UBC Reports
September 5, 1996

Earth, ocean merger boosts collaboration

On April 1 of this year, geophysicist Robert Ellis officially became head of UBC's newest academic amalgam - the Dept. of Earth and Ocean Sciences.

Though the department's creation has been in the works for six years, the scientific merger of geology, geophysics and oceanography has been a process underway since the Second World War.

"There has been a gradual convergence due to the complexity of problems in earth and ocean sciences, problems which can best be solved through close collaboration among experts from a number of subdisciplines within the broad field," says Ellis. "There is no doubt that it is the needs of the science and a contemporary teaching program in the science that has brought us together."

The new department is born out of the former departments of Geological Sciences, Oceanography and the geophysics group from the Dept. of Geophysics and Astronomy.

Ellis, trained in mathematics and physics, has been contributing to advances in solid earth geophysics during the last 30 years by studying the structure and movement of the North American lithosphere - one of the major pieces (tectonic plates) of the earth's outer shell.
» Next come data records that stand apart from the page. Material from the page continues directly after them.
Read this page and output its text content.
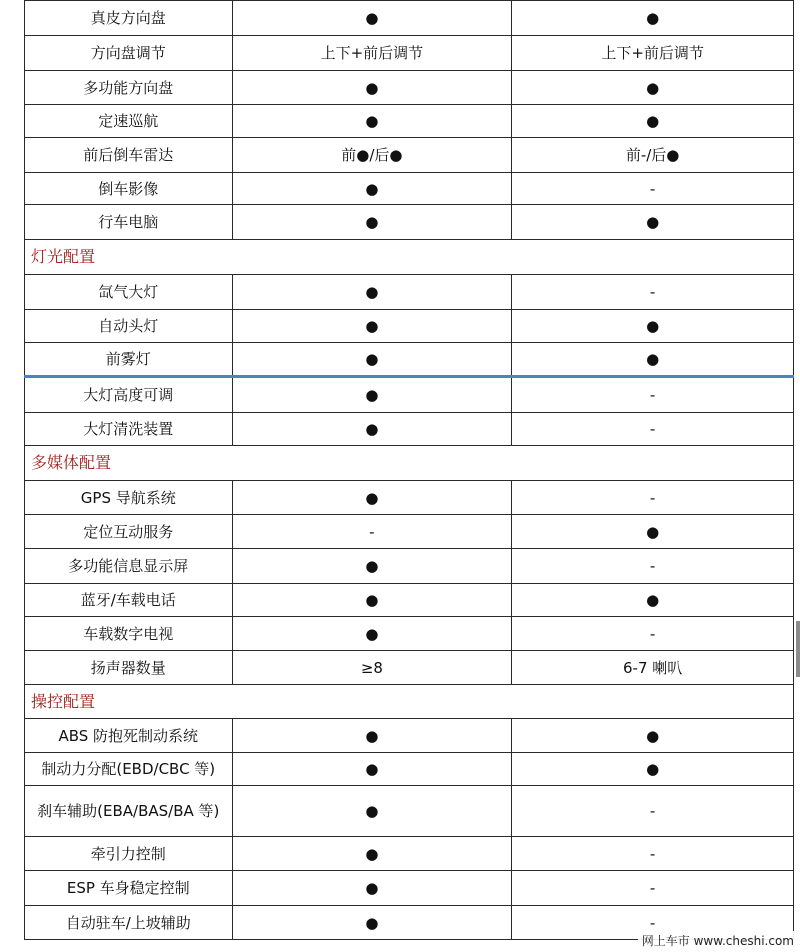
真皮方向盘	●	●
方向盘调节	上下+前后调节	上下+前后调节
多功能方向盘	●	●
定速巡航	●	●
前后倒车雷达	前●/后●	前-/后●
倒车影像	●	-
行车电脑	●	●
灯光配置		
氙气大灯	●	-
自动头灯	●	●
前雾灯	●	●
大灯高度可调	●	-
大灯清洗装置	●	-
多媒体配置		
GPS 导航系统	●	-
定位互动服务	-	●
多功能信息显示屏	●	-
蓝牙/车载电话	●	●
车载数字电视	●	-
扬声器数量	≥8	6-7 喇叭
操控配置		
ABS 防抱死制动系统	●	●
制动力分配(EBD/CBC 等)	●	●
刹车辅助(EBA/BAS/BA 等)	●	-
牵引力控制	●	-
ESP 车身稳定控制	●	-
自动驻车/上坡辅助	●	-
网上车市 www.cheshi.com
Ellis applies the techniques of both explosion and earthquake seismology in his studies, a number of which have focused on plate interactions on the West Coast that are the cause of earthquakes.

Strong evidence for plate tectonics was gathered through exploration of ocean basins during the 1950s and 1960s and the continuing advances in earthquake seismology, seafloor mapping, geochronology and other earth and ocean sciences subdisciplines. Mining and hydrocarbon exploration forged closer ties between geologists and geophysicists as deposits became increasingly hard to find. Pollution and global change studies have also drawn together earth and atmospheric scientists as well as oceanographers (biological, chemical, geological and physical) to study the complex interactions.

In terms of the new department, Ellis' short-term challenge is to instil a sense of cohesion among 40 faculty, 25 post-doctoral students, 23 staff and 120 undergraduates.

A new building to house the group is promised and plans for its development are underway. However, for the next few years at least the department will operate out of four buildings on campus: geological sciences, geophysics/astronomy, biological sciences and the bookstore annex. It is anticipated that oceanographers currently in the annex will eventually inherit space in the geophysics/astronomy building vacated by the astronomy group. Ellis jokingly points out that faculty members need an extra line on their business cards designating their respective buildings to ensure proper mail delivery.

"In everything else, we are the Dept. of Earth and Ocean Sciences -- end of discussion."

Once administrative matters are in order, his next order of business is to review and rationalize academic programs to ensure that students receive the breadth and depth of education in earth and ocean sciences that the contemporary job market demands.

Says Ellis: "This new, integrated way of looking at the earth will of course manifest itself in the breadth and depth of education we offer to students."

Since the process of introducing a course or program takes about two years to work its way through the system, students won't be graduating from new programs until at least the year 2000.

Additional collaborative research activities are expected to emerge through the interaction of faculty previously in different departments and the increasingly multidisciplinary nature of research problems.